Hardly every fifth Belgian employee knows how ChatGPT processes their information, 42 percent even share private company data with the AI chatbot.
According to a new study by Kaspersky, 42 percent of employees in Belgium share company personal data at work using ChatGPT, potentially compromising private data, IP data and sensitive information. Additionally, 44 percent of workers report that there are no policies governing the use of ChatGPT in the workplace and 43 percent are unaware of how data processing works.
Today, addressing privacy and content inspection related to AI tools is a top priority for organizations.

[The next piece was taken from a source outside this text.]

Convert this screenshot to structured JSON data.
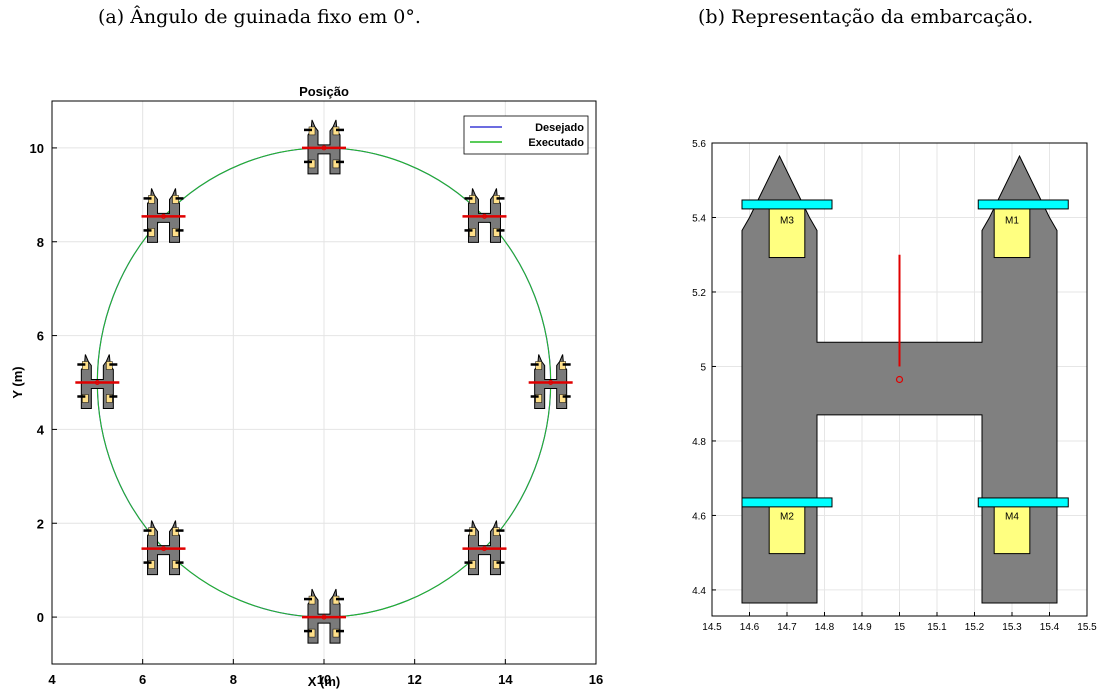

However, when it comes to usage of the content, more than half of employees (57%) say they do not verify its accuracy or reliability before claiming it as their own work. This contrasts with a third of respondents (34%) who review output before using it, even when literally copying/pasting.
There are no rules or guidelines
Almost half of workers (44%) say there is currently a complete lack of rules and guidelines for using generative AI tools like ChatGPT in the workplace. 21 percent say that they do, but that the rules are not clear or comprehensive enough. Additionally, 24 percent believe rules or policies aren’t even necessary, which could lead to ChatGPT being abused due to privacy and transparency concerns.
When asked what exactly the policy entails, 38 percent of respondents say they receive verbal instructions, either at a company meeting (22 percent) or individually (16 percent). Just 18 percent say the rules have been formalized in an official email and just under 15 percent say a stand-alone formal document has been produced, suggesting that the majority of Belgian organizations are not taking the matter seriously enough.
time saving
A quarter of respondents (25%) admit to using ChatGPT for text tasks at work, such as generating content, doing translations, or revising texts. About as many (24%) use it as a time-saving measure, for example to summarize long texts or meeting notes.
Kaspersky warns in its report, “Companies that may benefit from the use of ChatGPT in the workplace and other LLM services should establish detailed policies for employees to govern their use.” By establishing clear policies, employees can prevent both overuse and potential data breaches that would undermine even the strongest cybersecurity strategy.”